Seventy-eight per cent of global IT decision-makers use virtual server technology for production application workloads, according to a recent survey by US-based Forrester Research.

The January 2009 report titled ‘Storage Choices For Virtual Server Environments’ also revealed that 98 per cent of the 124 survey respondents were using VMware ESX in their virtual server environments.

EMC, a US-based provider of information infrastructure solutions, today announced that it has been cited in the Forrester survey as “the most prevalent storage vendor in their overall environments” according to the survey of 124 global IT decision-makers currently using x86 server virtualisation technology.

 

 

Single storage vendor preferred

The Forrester survey indicated that 48 per cent of respondents chose EMC as their brand for networked storage for virtual servers, nearly two times more prominent than the next closest storage providers, which were IBM (25 per cent), NetApp (24 per cent) and Hewlett-Packard (23 per cent). Additionally, 63 per cent prefer to buy from a single storage vendor.

Andrew Reichman, senior analyst at Forrester, said: “To achieve many of the benefits of server virtualisation, such as the flexibility to move virtual machines between physical hosts for workload balancing and high availability, physical hosts must be networked to shared storage.”

Authorised VMware consultant

In January 2009, EMC became a gold-level VMware authorised consultant to help enterprise customers in virtualising their information infrastructures and data centres.

EMC also announced two new EMC Proven Solutions that leverage EMC’s deep expertise with VMware to help companies of all sizes virtualise their environments and achieve critical IT efficiencies.

Both solutions combine EMC’s industry-leading platforms and backup and recovery software and use fully tested and validated reference architectures and best practices to accelerate time to deployment, deliver predictable results, and achieve improved performance, backup and recovery, high availability and manageability.

Wide server virtualisation deployment

The survey was done from September to October 2008. In the report, Reichman wrote:

• Most organisations use server virtualisation in production. Seventy-eight per cent of respondents are using virtual server technology for production workloads, 20 per cent state use it for development/test workloads, and two per cent are in some form of qualification testing.

• Businesses most often virtualise Web, off-the-shelf, and infrastructure applications. Consistent with previous Forrester surveys, Web, commercial off-the-shelf, and infrastructure applications ranked high on the list of workloads IT virtualises. Interestingly though, a reasonable number of respondents run Oracle Database, Oracle applications, and e-mail applications in their virtual server environments, long considered to be holdouts from the world of x86 server virtualisation.

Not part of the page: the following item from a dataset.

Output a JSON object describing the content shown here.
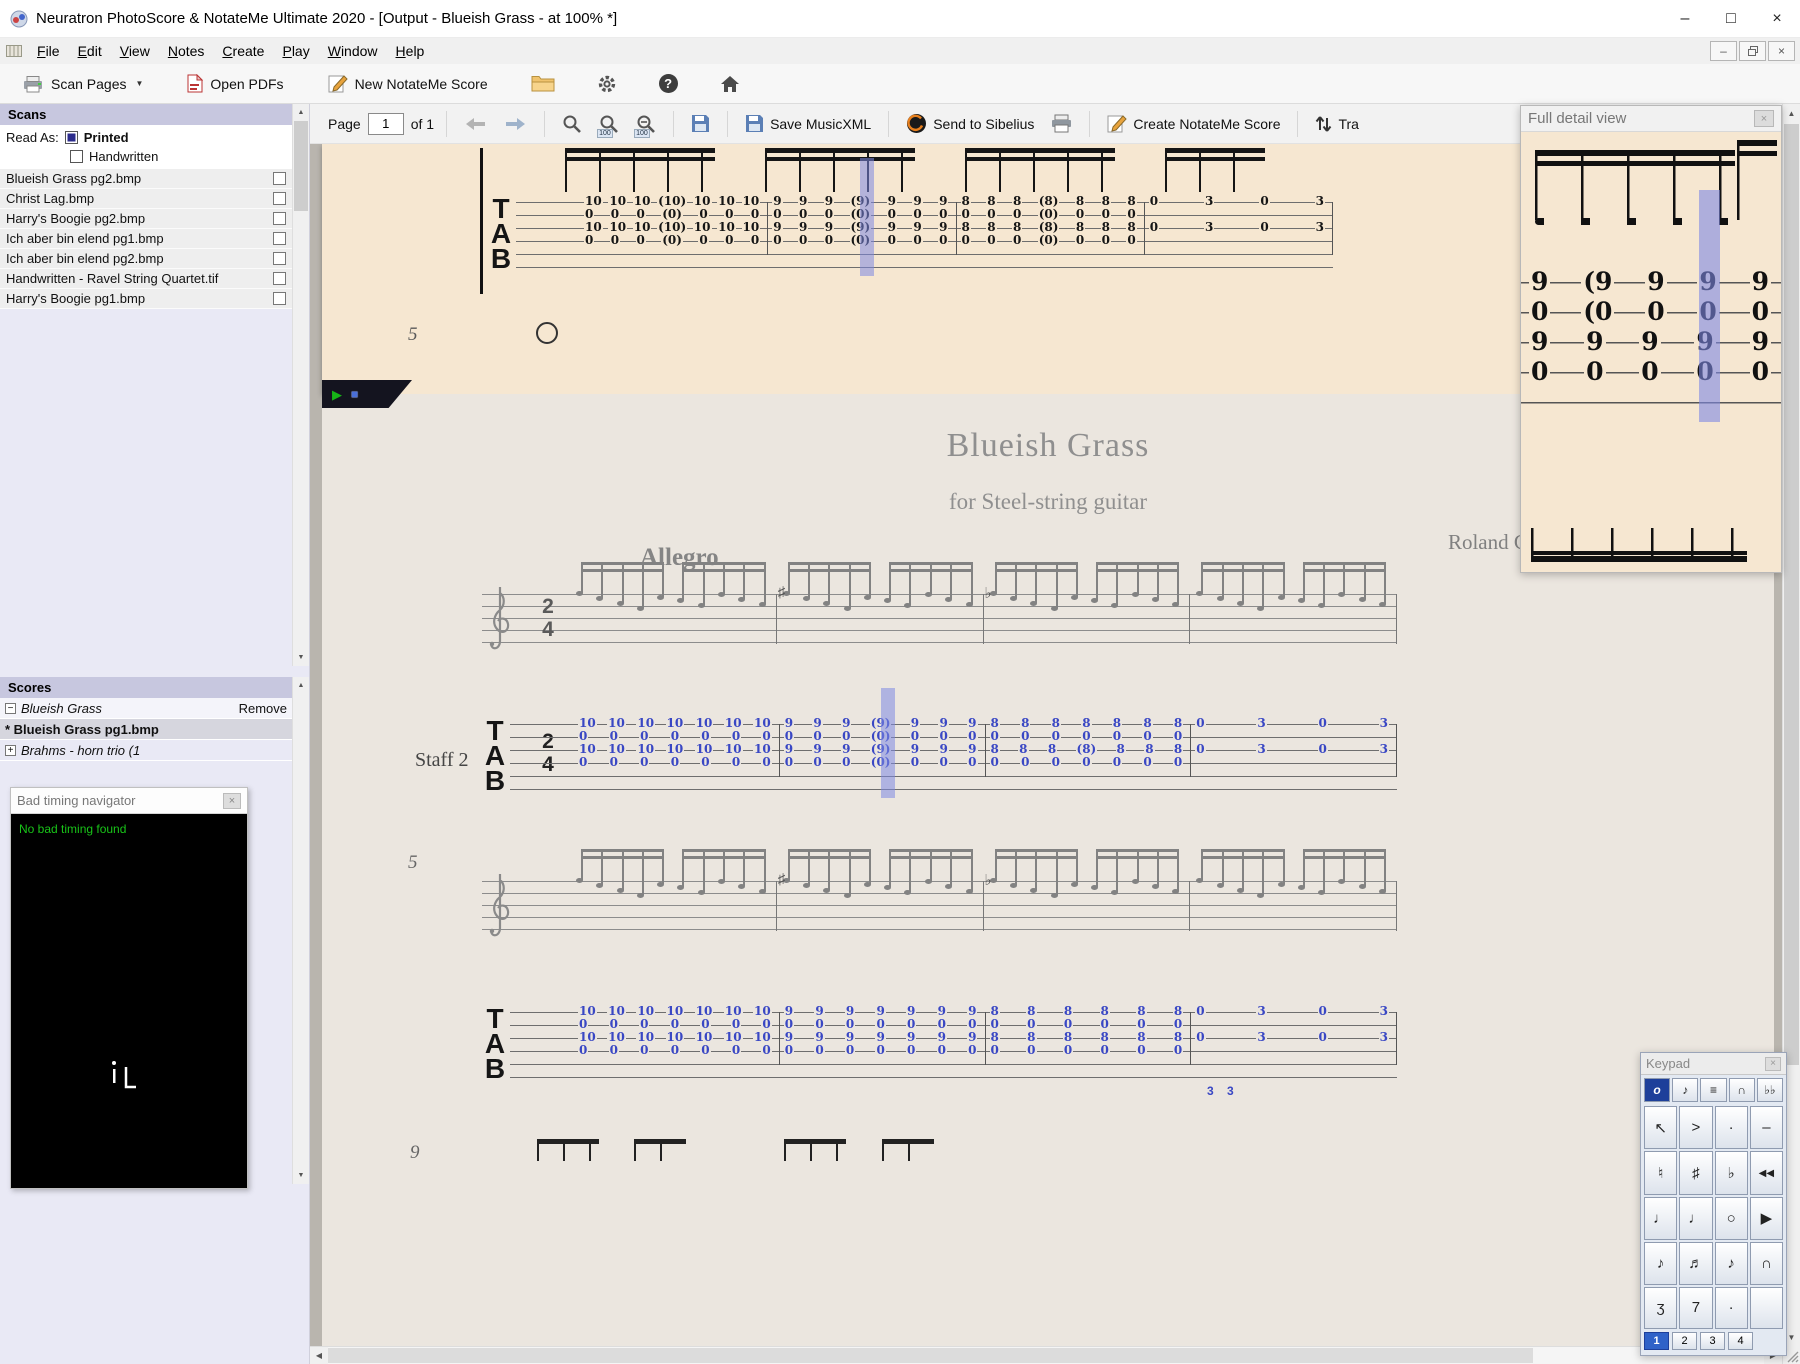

• VMware is still the primary choice, but other hypervisors are gaining traction. VMware is the clear leader in virtual server software selection among our survey respondents, with 98 per cent of respondents indicating that they have ESX in their environment.

However, a sizeable number of respondents have an alternative vendor’s product as well: 17 per cent use either Microsoft Virtual Server 2005 or Hyper-V, closely followed by Citrix’s XenServer at 10 per cent.